Google launches DiffusionGemma for faster local AI inference
In brief
- DiffusionGemma generates text blocks simultaneously via diffusion instead of token-by-token processing
- Model activates only 3.8B of 26B parameters during inference, runs in 18GB quantized VRAM
- Google targets developers building latency-sensitive tools like inline editing and code infilling
- Standard Gemma 4 remains recommended for maximum output quality applications
How DiffusionGemma works
DiffusionGemma generates entire blocks of text simultaneously instead of predicting word-by-word. This lets the model self-correct and format complex markdown in real time. The architecture enables parallel generation of 256 tokens at once, which the model then refines over multiple passes.
Bidirectional attention is central to this approach. Every token in a block can attend to the others, which Google said could help in areas like math graphs, amino acid sequences, and structured editing.

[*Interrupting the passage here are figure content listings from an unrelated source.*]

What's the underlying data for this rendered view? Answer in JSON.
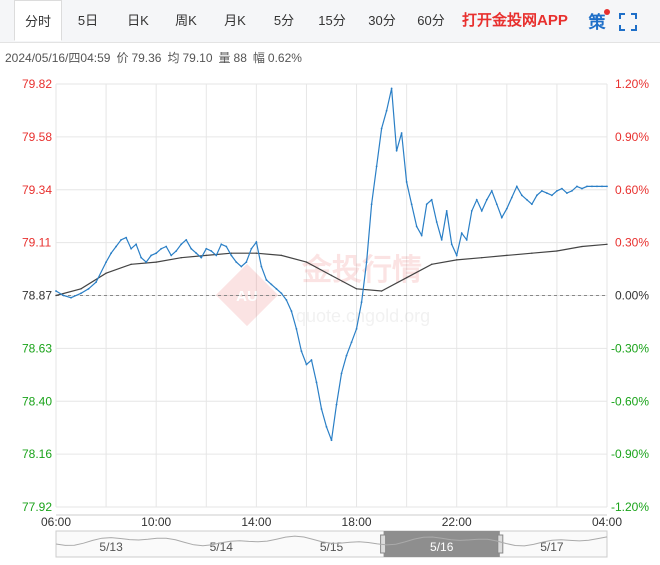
{
  "tabs": [
    {
      "label": "分时",
      "active": true
    },
    {
      "label": "5日"
    },
    {
      "label": "日K"
    },
    {
      "label": "周K"
    },
    {
      "label": "月K"
    },
    {
      "label": "5分"
    },
    {
      "label": "15分"
    },
    {
      "label": "30分"
    },
    {
      "label": "60分"
    }
  ],
  "promo_label": "打开金投网APP",
  "strategy_icon_text": "策",
  "fullscreen_icon": "fullscreen-icon",
  "info": {
    "datetime": "2024/05/16/四04:59",
    "price_label": "价",
    "price": "79.36",
    "avg_label": "均",
    "avg": "79.10",
    "volume_label": "量",
    "volume": "88",
    "amplitude_label": "幅",
    "amplitude": "0.62%"
  },
  "watermark": {
    "brand": "金投行情",
    "logo_text": "AU",
    "url": "quote.cngold.org"
  },
  "colors": {
    "up": "#e8302e",
    "down": "#1aa31a",
    "price_line": "#2a7fc6",
    "avg_line": "#444444",
    "grid": "#e6e6e6",
    "accent_tab_bg": "#ffffff"
  },
  "chart_data": {
    "type": "line",
    "title": "",
    "xlabel": "",
    "ylabel": "",
    "reference_price": 78.87,
    "ylim": [
      77.92,
      79.82
    ],
    "left_ticks": [
      "79.82",
      "79.58",
      "79.34",
      "79.11",
      "78.87",
      "78.63",
      "78.40",
      "78.16",
      "77.92"
    ],
    "right_ticks": [
      "1.20%",
      "0.90%",
      "0.60%",
      "0.30%",
      "0.00%",
      "-0.30%",
      "-0.60%",
      "-0.90%",
      "-1.20%"
    ],
    "x_ticks": [
      "06:00",
      "10:00",
      "14:00",
      "18:00",
      "22:00",
      "04:00"
    ],
    "x_tick_hours": [
      0,
      4,
      8,
      12,
      16,
      22
    ],
    "xlim_hours": [
      0,
      22
    ],
    "series": [
      {
        "name": "",
        "role": "price",
        "x": [
          0,
          0.3,
          0.6,
          1.0,
          1.3,
          1.6,
          2.0,
          2.2,
          2.4,
          2.6,
          2.8,
          3.0,
          3.2,
          3.4,
          3.6,
          3.8,
          4.0,
          4.2,
          4.4,
          4.6,
          4.8,
          5.0,
          5.2,
          5.4,
          5.6,
          5.8,
          6.0,
          6.2,
          6.4,
          6.6,
          6.8,
          7.0,
          7.2,
          7.4,
          7.6,
          7.8,
          8.0,
          8.2,
          8.4,
          8.6,
          8.8,
          9.0,
          9.2,
          9.4,
          9.6,
          9.8,
          10.0,
          10.2,
          10.4,
          10.6,
          10.8,
          11.0,
          11.2,
          11.4,
          11.6,
          11.8,
          12.0,
          12.2,
          12.4,
          12.6,
          12.8,
          13.0,
          13.2,
          13.4,
          13.6,
          13.8,
          14.0,
          14.2,
          14.4,
          14.6,
          14.8,
          15.0,
          15.2,
          15.4,
          15.6,
          15.8,
          16.0,
          16.2,
          16.4,
          16.6,
          16.8,
          17.0,
          17.2,
          17.4,
          17.6,
          17.8,
          18.0,
          18.2,
          18.4,
          18.6,
          18.8,
          19.0,
          19.2,
          19.4,
          19.6,
          19.8,
          20.0,
          20.2,
          20.4,
          20.6,
          20.8,
          21.0,
          21.2,
          21.4,
          21.6,
          21.8,
          22.0
        ],
        "values": [
          78.89,
          78.87,
          78.86,
          78.88,
          78.9,
          78.93,
          79.02,
          79.06,
          79.09,
          79.12,
          79.13,
          79.08,
          79.1,
          79.04,
          79.02,
          79.05,
          79.06,
          79.08,
          79.09,
          79.05,
          79.07,
          79.1,
          79.12,
          79.08,
          79.06,
          79.04,
          79.08,
          79.07,
          79.05,
          79.1,
          79.09,
          79.05,
          79.02,
          79.0,
          79.02,
          79.08,
          79.11,
          79.0,
          78.94,
          78.92,
          78.9,
          78.88,
          78.85,
          78.8,
          78.72,
          78.62,
          78.56,
          78.58,
          78.48,
          78.36,
          78.28,
          78.22,
          78.38,
          78.52,
          78.6,
          78.66,
          78.72,
          78.84,
          79.02,
          79.28,
          79.45,
          79.62,
          79.7,
          79.8,
          79.52,
          79.6,
          79.38,
          79.28,
          79.18,
          79.14,
          79.28,
          79.3,
          79.2,
          79.12,
          79.25,
          79.1,
          79.05,
          79.15,
          79.12,
          79.25,
          79.3,
          79.25,
          79.3,
          79.34,
          79.28,
          79.22,
          79.26,
          79.31,
          79.36,
          79.32,
          79.3,
          79.28,
          79.32,
          79.34,
          79.33,
          79.32,
          79.34,
          79.35,
          79.33,
          79.34,
          79.36,
          79.35,
          79.36,
          79.36,
          79.36,
          79.36,
          79.36
        ]
      },
      {
        "name": "",
        "role": "average",
        "x": [
          0,
          1,
          2,
          3,
          4,
          5,
          6,
          7,
          8,
          9,
          10,
          11,
          12,
          13,
          14,
          15,
          16,
          17,
          18,
          19,
          20,
          21,
          22
        ],
        "values": [
          78.87,
          78.9,
          78.97,
          79.01,
          79.02,
          79.04,
          79.05,
          79.06,
          79.06,
          79.05,
          79.02,
          78.96,
          78.9,
          78.89,
          78.95,
          79.01,
          79.03,
          79.04,
          79.05,
          79.06,
          79.07,
          79.09,
          79.1
        ]
      }
    ],
    "navigator": {
      "labels": [
        "5/13",
        "5/14",
        "5/15",
        "5/16",
        "5/17"
      ],
      "selected": "5/16"
    }
  }
}
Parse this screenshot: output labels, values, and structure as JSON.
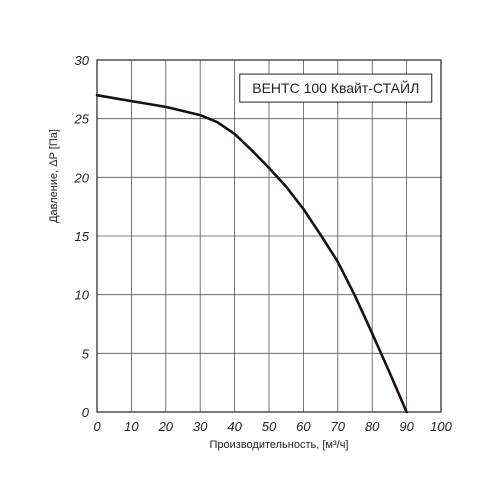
{
  "chart_data": {
    "type": "line",
    "xlabel": "Производительность, [м³/ч]",
    "ylabel": "Давление, ΔP [Па]",
    "xlim": [
      0,
      100
    ],
    "ylim": [
      0,
      30
    ],
    "x_ticks": [
      "0",
      "10",
      "20",
      "30",
      "40",
      "50",
      "60",
      "70",
      "80",
      "90",
      "100"
    ],
    "y_ticks": [
      "0",
      "5",
      "10",
      "15",
      "20",
      "25",
      "30"
    ],
    "grid": true,
    "legend_position": "top-right",
    "series": [
      {
        "name": "ВЕНТС 100 Квайт-СТАЙЛ",
        "color": "#1a1010",
        "x": [
          0,
          10,
          20,
          30,
          35,
          40,
          45,
          50,
          55,
          60,
          65,
          70,
          75,
          80,
          85,
          90
        ],
        "y": [
          27,
          26.5,
          26,
          25.3,
          24.7,
          23.7,
          22.3,
          20.8,
          19.2,
          17.3,
          15.1,
          12.8,
          9.9,
          6.7,
          3.4,
          0
        ]
      }
    ]
  }
}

This differs fundamentally from traditional autoregressive models that predict one token after another.
Performance and deployment
DiffusionGemma can generate more than 1,000 tokens per second on a single NVIDIA H100 and more than 700 tokens per second on an NVIDIA GeForce RTX 5090. The company said the model can deliver up to four times faster output on dedicated GPUs.
Google is positioning the model for researchers and developers building latency-sensitive tools, including inline editing, code infilling, rapid iteration, and non-linear text generation. The model is most useful for local and low concurrency inference, while traditional autoregressive models may remain more efficient in high-volume cloud deployments.
Open access and caveats
DiffusionGemma is available through Hugging Face with support for MLX, vLLM, Hugging Face Transformers, Unsloth, and NVIDIA NeMo. The model is released under an Apache 2.0 license. Google said official llama.cpp support is coming soon.
Google was careful to frame DiffusionGemma as experimental. The company's standard Gemma 4 models remain the better option for applications requiring maximum output quality. For developers exploring interactive local AI systems where speed matters, though, DiffusionGemma offers a different trade-off.